Tuesday, June 03, 2008


BEIRUT at CSF 10-25-06
I was too busy blogging about late-breaking election stuff last night so I forgot to grab my camera before going to the Santa Fe Brewing Company. So I have to use this old photo I took from last time I saw Beirut, back in 2006.

But seeing Beirut was a perfect way to spend the night before the election. (I ran into a couple of other news dogs there doing the same thing.)

That's the most crowded I've ever seen the Brewing Company. They actually wee turning people away at the door. The show, fortunately, was on the outside stage.

Beirut, of course, is led by Zach Condon, who grew up here in Santa Fe (although some stupid national publications list his hometown as "Albuquerque" -- kind of like some of those Junior Brown bios I've seen that don't even mention New Mexico.) He didn't get well-known however until he moved to New York. There, inspired by Balkan brass bands he'd seen in his European travels and in movies by Emir Kusturica.

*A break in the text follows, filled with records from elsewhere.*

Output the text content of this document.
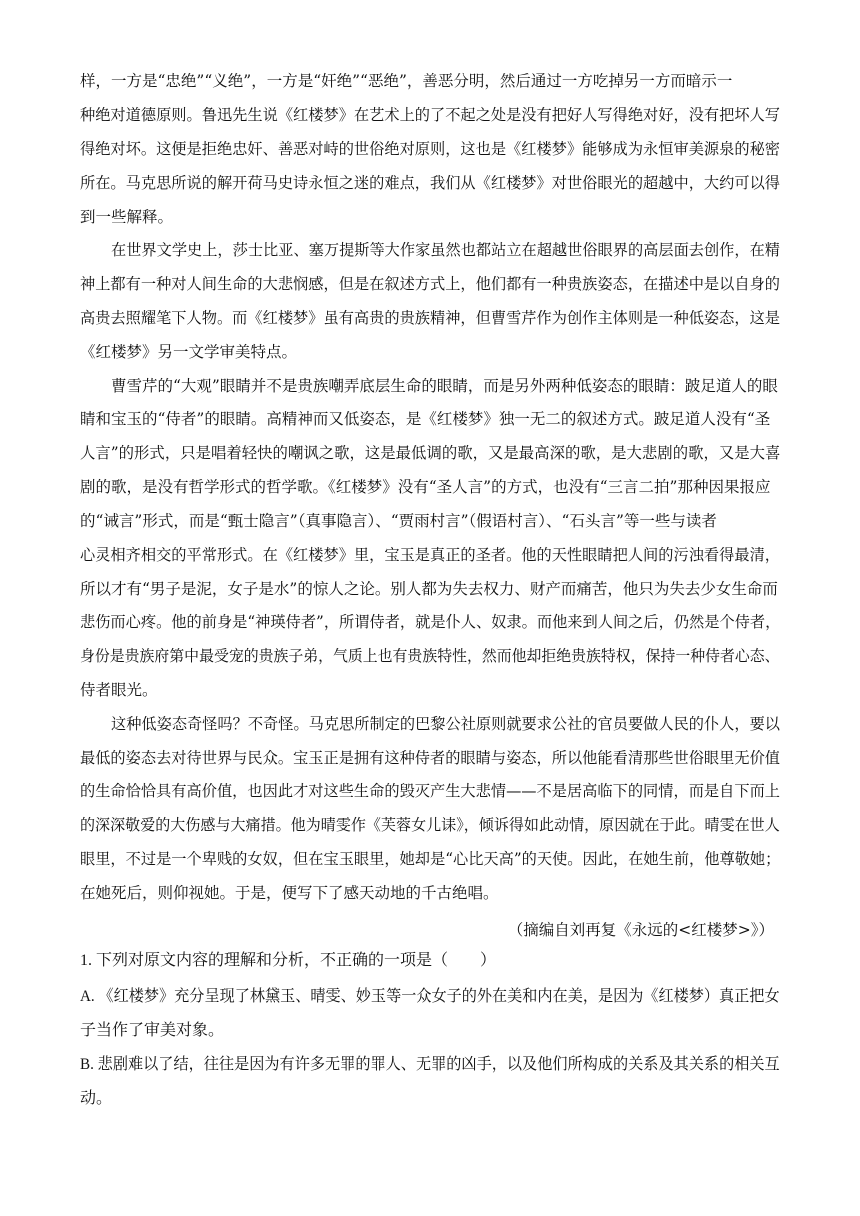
样，一方是“忠绝”“义绝”，一方是“奸绝”“恶绝”，善恶分明，然后通过一方吃掉另一方而暗示一
种绝对道德原则。鲁迅先生说《红楼梦》在艺术上的了不起之处是没有把好人写得绝对好，没有把坏人写
得绝对坏。这便是拒绝忠奸、善恶对峙的世俗绝对原则，这也是《红楼梦》能够成为永恒审美源泉的秘密
所在。马克思所说的解开荷马史诗永恒之迷的难点，我们从《红楼梦》对世俗眼光的超越中，大约可以得
到一些解释。
在世界文学史上，莎士比亚、塞万提斯等大作家虽然也都站立在超越世俗眼界的高层面去创作，在精
神上都有一种对人间生命的大悲悯感，但是在叙述方式上，他们都有一种贵族姿态，在描述中是以自身的
高贵去照耀笔下人物。而《红楼梦》虽有高贵的贵族精神，但曹雪芹作为创作主体则是一种低姿态，这是
《红楼梦》另一文学审美特点。
曹雪芹的“大观”眼睛并不是贵族嘲弄底层生命的眼睛，而是另外两种低姿态的眼睛：跛足道人的眼
睛和宝玉的“侍者”的眼睛。高精神而又低姿态，是《红楼梦》独一无二的叙述方式。跛足道人没有“圣
人言”的形式，只是唱着轻快的嘲讽之歌，这是最低调的歌，又是最高深的歌，是大悲剧的歌，又是大喜
剧的歌，是没有哲学形式的哲学歌。《红楼梦》没有“圣人言”的方式，也没有“三言二拍”那种因果报应
的“诫言”形式，而是“甄士隐言”（真事隐言）、“贾雨村言”（假语村言）、“石头言”等一些与读者
心灵相齐相交的平常形式。在《红楼梦》里，宝玉是真正的圣者。他的天性眼睛把人间的污浊看得最清，
所以才有“男子是泥，女子是水”的惊人之论。别人都为失去权力、财产而痛苦，他只为失去少女生命而
悲伤而心疼。他的前身是“神瑛侍者”，所谓侍者，就是仆人、奴隶。而他来到人间之后，仍然是个侍者，
身份是贵族府第中最受宠的贵族子弟，气质上也有贵族特性，然而他却拒绝贵族特权，保持一种侍者心态、
侍者眼光。
这种低姿态奇怪吗？不奇怪。马克思所制定的巴黎公社原则就要求公社的官员要做人民的仆人，要以
最低的姿态去对待世界与民众。宝玉正是拥有这种侍者的眼睛与姿态，所以他能看清那些世俗眼里无价值
的生命恰恰具有高价值，也因此才对这些生命的毁灭产生大悲情——不是居高临下的同情，而是自下而上
的深深敬爱的大伤感与大痛措。他为晴雯作《芙蓉女儿诔》，倾诉得如此动情，原因就在于此。晴雯在世人
眼里，不过是一个卑贱的女奴，但在宝玉眼里，她却是“心比天高”的天使。因此，在她生前，他尊敬她；
在她死后，则仰视她。于是，便写下了感天动地的千古绝唱。
（摘编自刘再复《永远的<红楼梦>》）
1. 下列对原文内容的理解和分析，不正确的一项是（　　）
A. 《红楼梦》充分呈现了林黛玉、晴雯、妙玉等一众女子的外在美和内在美，是因为《红楼梦）真正把女
子当作了审美对象。
B. 悲剧难以了结，往往是因为有许多无罪的罪人、无罪的凶手，以及他们所构成的关系及其关系的相关互
动。
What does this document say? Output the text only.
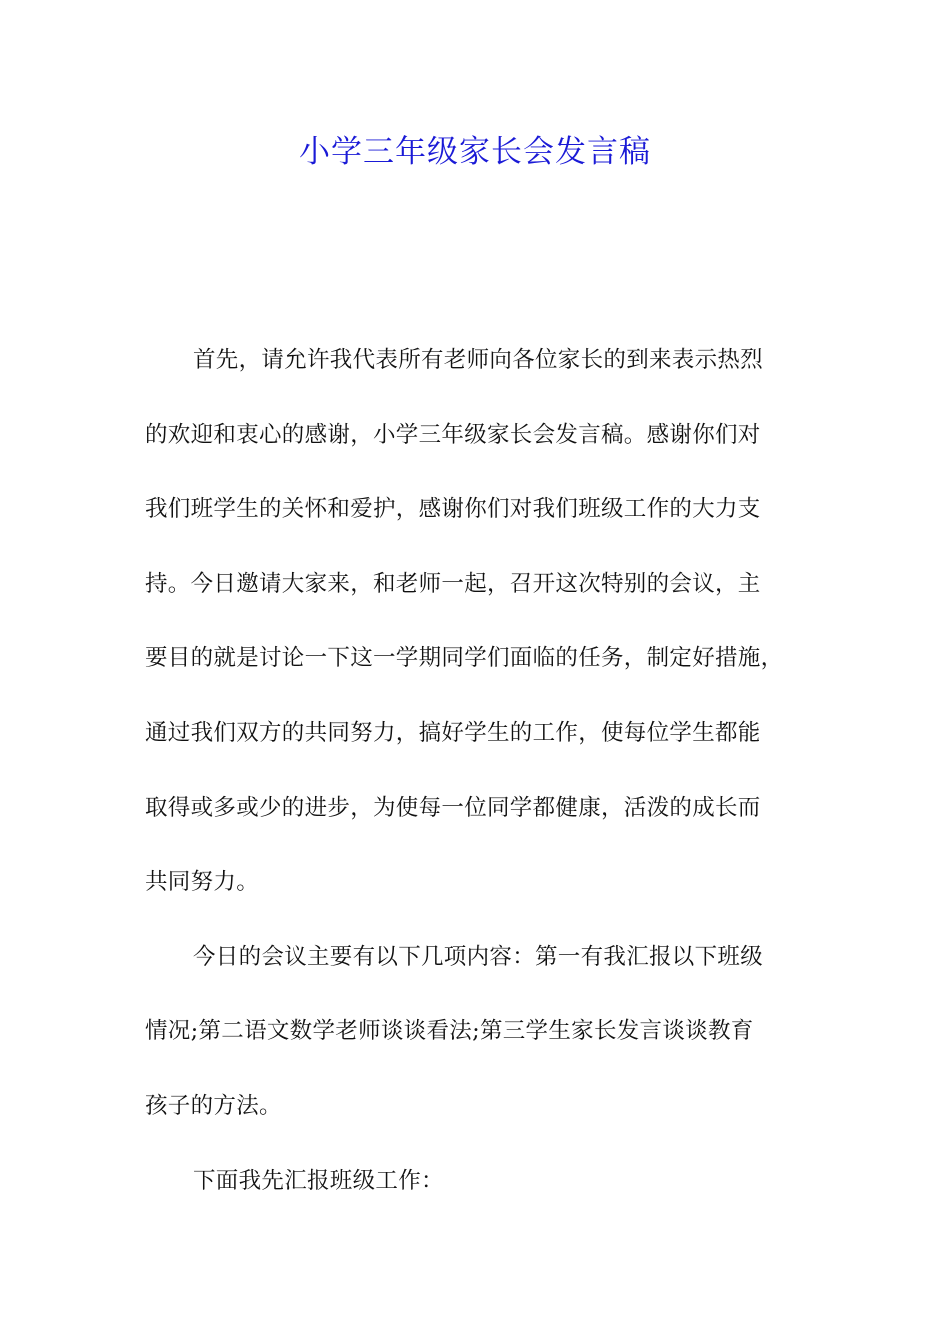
小学三年级家长会发言稿
首先，请允许我代表所有老师向各位家长的到来表示热烈
的欢迎和衷心的感谢，小学三年级家长会发言稿。感谢你们对
我们班学生的关怀和爱护，感谢你们对我们班级工作的大力支
持。今日邀请大家来，和老师一起，召开这次特别的会议，主
要目的就是讨论一下这一学期同学们面临的任务，制定好措施，
通过我们双方的共同努力，搞好学生的工作，使每位学生都能
取得或多或少的进步，为使每一位同学都健康，活泼的成长而
共同努力。
今日的会议主要有以下几项内容：第一有我汇报以下班级
情况;第二语文数学老师谈谈看法;第三学生家长发言谈谈教育
孩子的方法。
下面我先汇报班级工作：
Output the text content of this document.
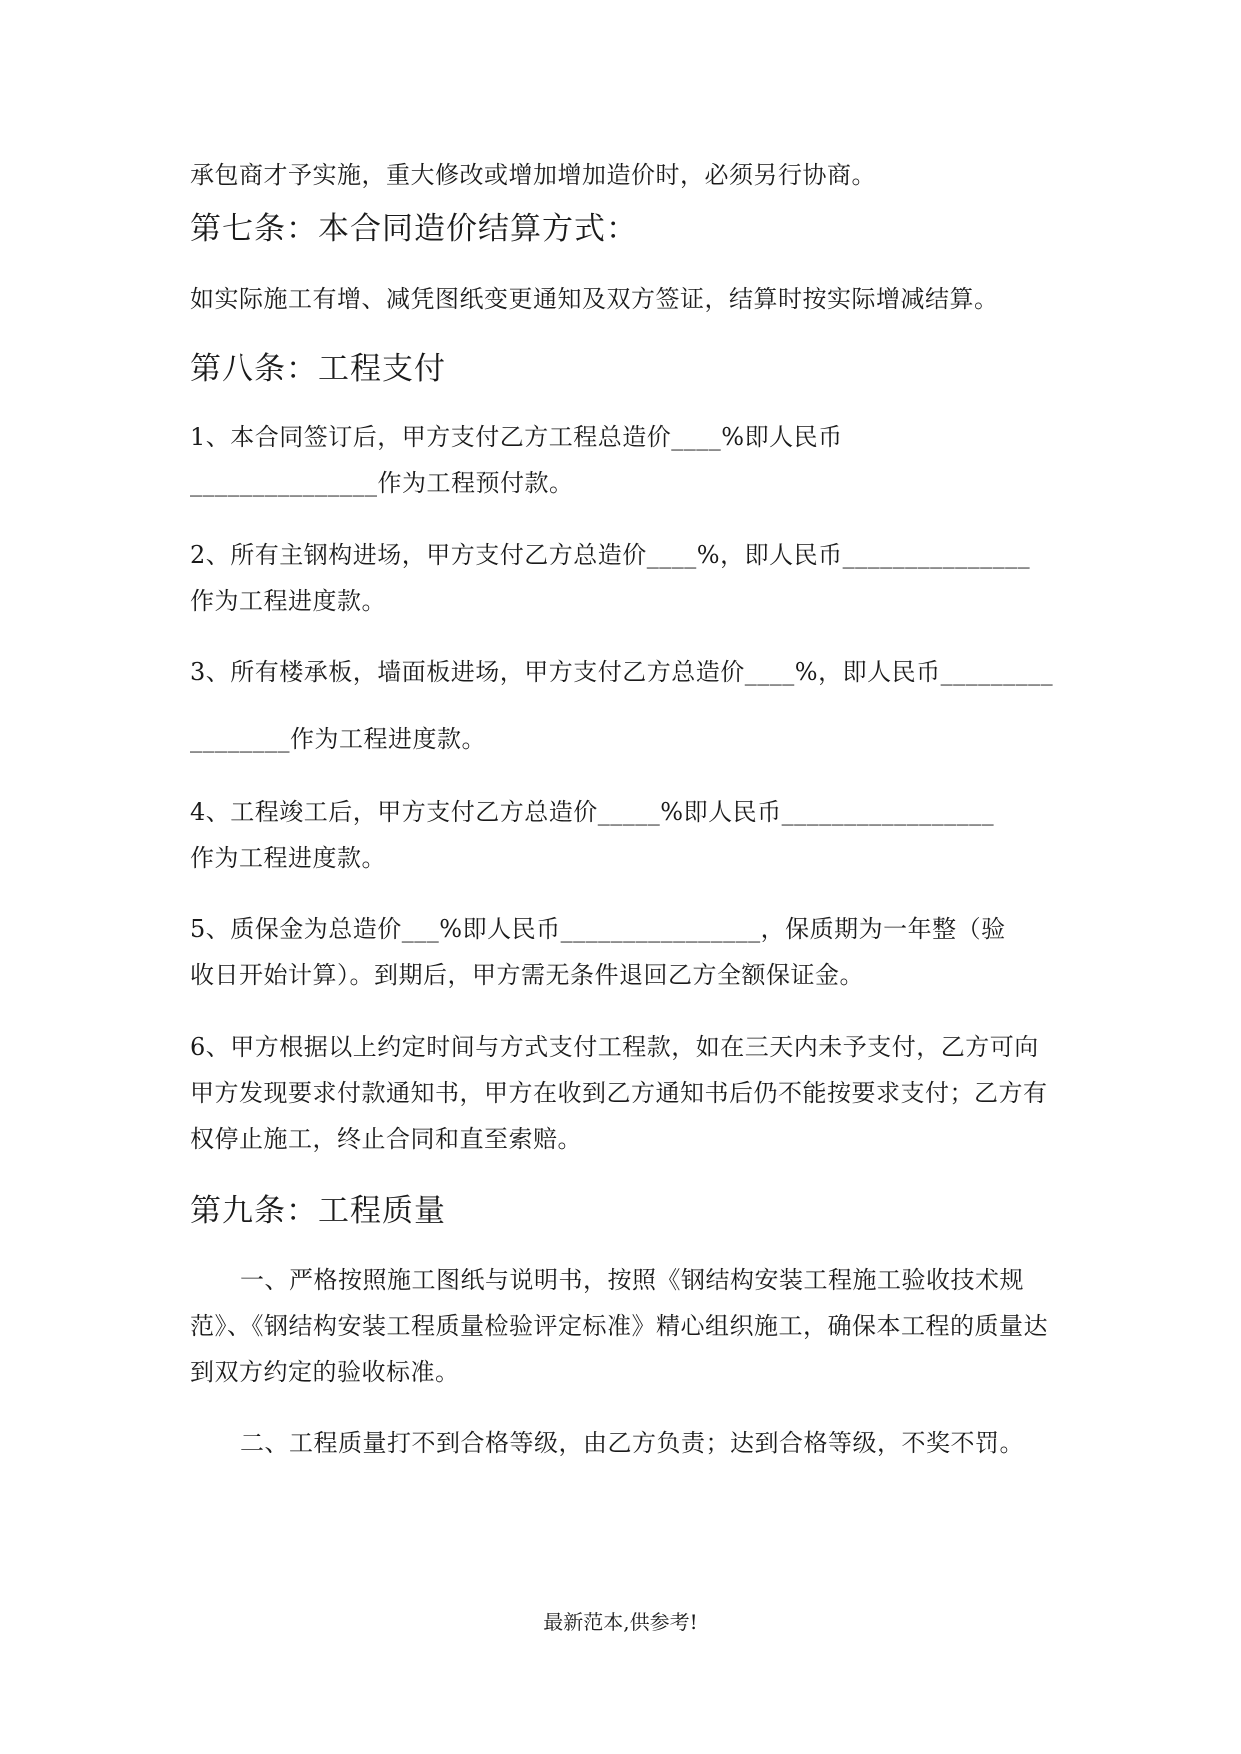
承包商才予实施，重大修改或增加增加造价时，必须另行协商。
第七条：本合同造价结算方式：
如实际施工有增、减凭图纸变更通知及双方签证，结算时按实际增减结算。
第八条：工程支付
1、本合同签订后，甲方支付乙方工程总造价____%即人民币
_______________作为工程预付款。
2、所有主钢构进场，甲方支付乙方总造价____%，即人民币_______________
作为工程进度款。
3、所有楼承板，墙面板进场，甲方支付乙方总造价____%，即人民币_________
________作为工程进度款。
4、工程竣工后，甲方支付乙方总造价_____%即人民币_________________
作为工程进度款。
5、质保金为总造价___%即人民币________________，保质期为一年整（验
收日开始计算）。到期后，甲方需无条件退回乙方全额保证金。
6、甲方根据以上约定时间与方式支付工程款，如在三天内未予支付，乙方可向
甲方发现要求付款通知书，甲方在收到乙方通知书后仍不能按要求支付；乙方有
权停止施工，终止合同和直至索赔。
第九条：工程质量
一、严格按照施工图纸与说明书，按照《钢结构安装工程施工验收技术规
范》、《钢结构安装工程质量检验评定标准》精心组织施工，确保本工程的质量达
到双方约定的验收标准。
二、工程质量打不到合格等级，由乙方负责；达到合格等级，不奖不罚。
最新范本,供参考!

Last night's show wasn't nearly as intimate as the College of Santa Fe performance I saw back in 2006. At that earlier show the audience was just a fraction the size of the Bewing Company crowd. At CSF there wasn't a stage, so the band was at the same level of the audience and it was sometimes hard to tell where one started and the other ended.

Still, it's great to see how Beirut's audience has grown -- and how the sound has grown too. They've still got that Balkan spirit, but there's influences from all over the place. At one point Zach announced that his next song would be in Portugese. I thought it sounded familar, and sure enough it turns out to be a tune I first heard on David Byrne's first Luaka Bop Brazilian compilation Beleza Tropical -- Caetano Veloso's "O Leaozinho." Beirut does a fine version of it. (I found a YouTube version of it, recorded just a couple of weeks ago. Check it out below.) Last night's concert inspired me to listen to Beleze Tropical this morning. Now I realize there are several songs here that would sound good as Beirut covers.

And I was happy that Beirut still does a rousing version of Kocani Orkestar's “Siki, Siki Baba,” my favorite song from the Borat soundtrack.

Condon, on the Beirut Web site has said he's going to be making some changes with the basic concept of the band. (Maybe they'll go Hawaiian. They already have the ukes!) I hope he keeps most the current members. I'm amazed how they constantly swap instruments and how so many of them are proficient on so many instruments.

This is a great week for music at the Brewing Company. Laurell's going to sub for The Santa Fe Opry Friday night so I can see X and The Detroit Cobras.